During the 15th century all the monastery's architecture was renovated: in 1427 reconstruction and embellishment work was carried out on the cloister, with the characteristic terracotta decorations and in the second half of the century the church was completely restructured - and reconsecrated in 1596; the ground level was raised, probably to better defend the building from flooding by the nearby Bacchiglione river, the central nave was lowered and the façade took on its current gabled shape, the interior was renovated where marble columns, adorned with elaborate capitals, were placed to support the mighty arches.
All the buildings were then renovated according to the late Gothic and neo-Renaissance styles of the time, thanks to the considerable funds that the nuns, almost all of whom then belonged to the city's aristocratic families, contributed to the monastery; during this period the previous works and existing tombstones were lost; today, only a few traces of these works remain.

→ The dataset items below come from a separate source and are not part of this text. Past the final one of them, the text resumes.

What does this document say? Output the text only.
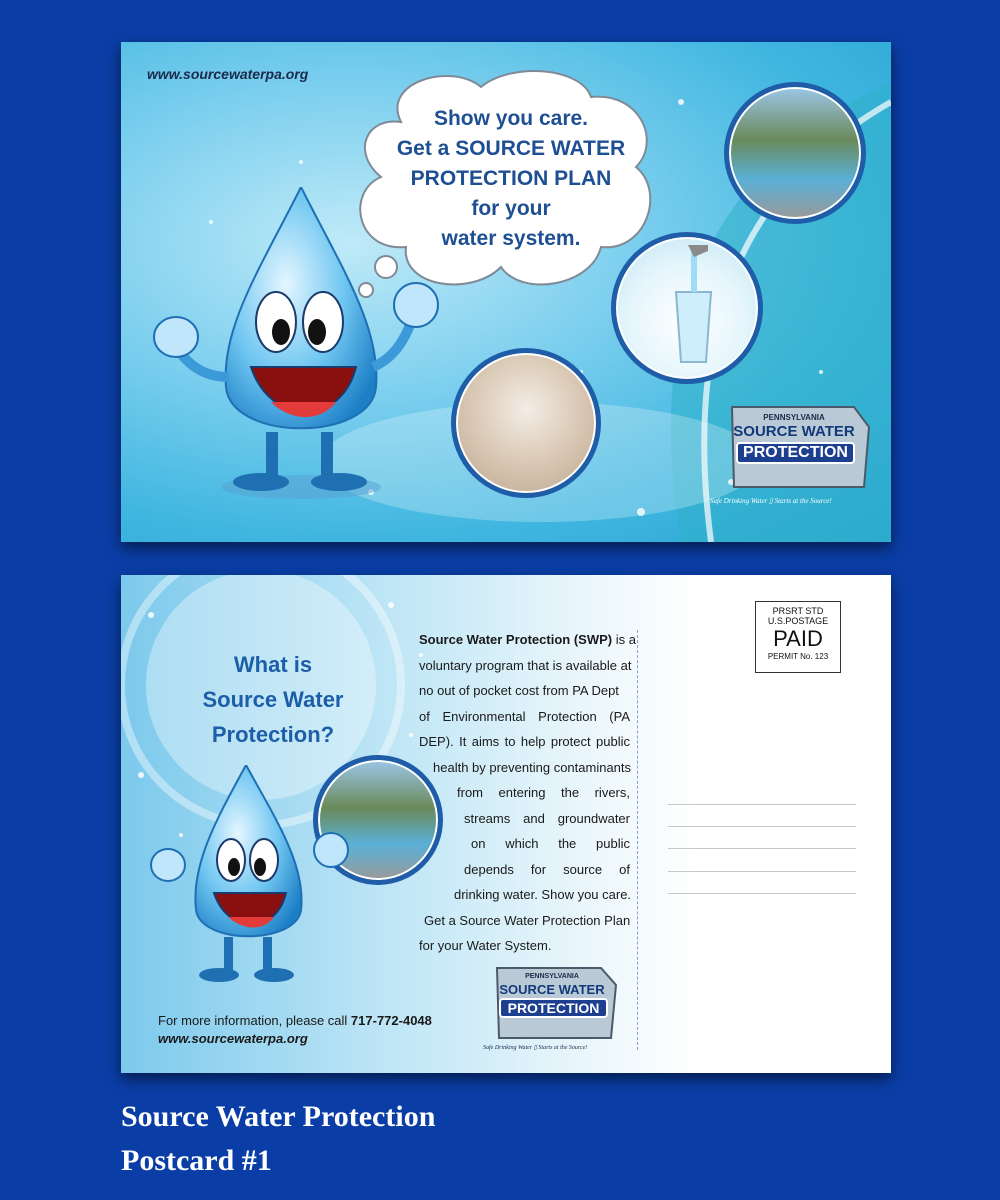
www.sourcewaterpa.org
Show you care.
Get a SOURCE WATER
PROTECTION PLAN
for your
water system.
PENNSYLVANIA
SOURCE WATER
PROTECTION
Safe Drinking Water ▯ Starts at the Source!
What is
Source Water
Protection?
Source Water Protection (SWP) is a
voluntary program that is available at
no out of pocket cost from PA Dept
of Environmental Protection (PA
DEP). It aims to help protect public
health by preventing contaminants
from entering the rivers,
streams and groundwater
on which the public
depends for source of
drinking water. Show you care.
Get a Source Water Protection Plan
for your Water System.
PRSRT STD
U.S.POSTAGE
PAID
PERMIT No. 123
PENNSYLVANIA
SOURCE WATER
PROTECTION
Safe Drinking Water ▯ Starts at the Source!
For more information, please call 717-772-4048
www.sourcewaterpa.org
Source Water Protection
Postcard #1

The fifteenth century, however, had begun with a very degraded level of monastic life, also due to the mismanagement of the abbesses of the time, almost all of whom belonged to the city's aristocracy, who entered the convent not by vocation but by force, and were therefore led to exercise the prestige and power that came from their condition. Thus, in 1435, the Bishop of Vicenza, Francesco Malipiero, undertook a reform of the religious orders of the diocese, and in particular of the Benedictines, to which the nuns of San Pietro belonged; he deprived the abbess of her administrative powers, entrusting them to nuns elected every year, and then recognized the right of the chapter to elect the abbess every year. He also forbade any person of either sex, secular or religious, to enter the cloistered areas and ordered an iron grille to be placed in the visiting rooms; however, these provisions were not respected, and ten years later Pope Eugene IV, who confirmed the bishop's provisions with a papal edict, disapproved of the bad behavior of the nuns, which was the cause of the people's complaints. After this measure, the convent recovered considerably and the number of nuns increased; at the beginning of the following century there were almost fifty, and in 1524 there were 80, leading an exemplary religious life. This reform was similar to that of the male convent of San Felice and, as in that case, in 1499 San Pietro was incorporated into the Congregation of Santa Giustina of Padua.
In 1520 Pope Leo X issued a bull against the illegitimate possessors and usurpers of the property of the nuns of San Pietro. Not only had the vast tracts of land in the suburb, Schio and other areas been tampered with, but even the ancient rights and privileges that the nuns had over the waters of the Bacchiglione were being challenged.
In 1560 the nuns of San Pietro had the Camarzo gate closed, an opening in the Scaliger walls that was located south of the monastery near the Bacchiglione.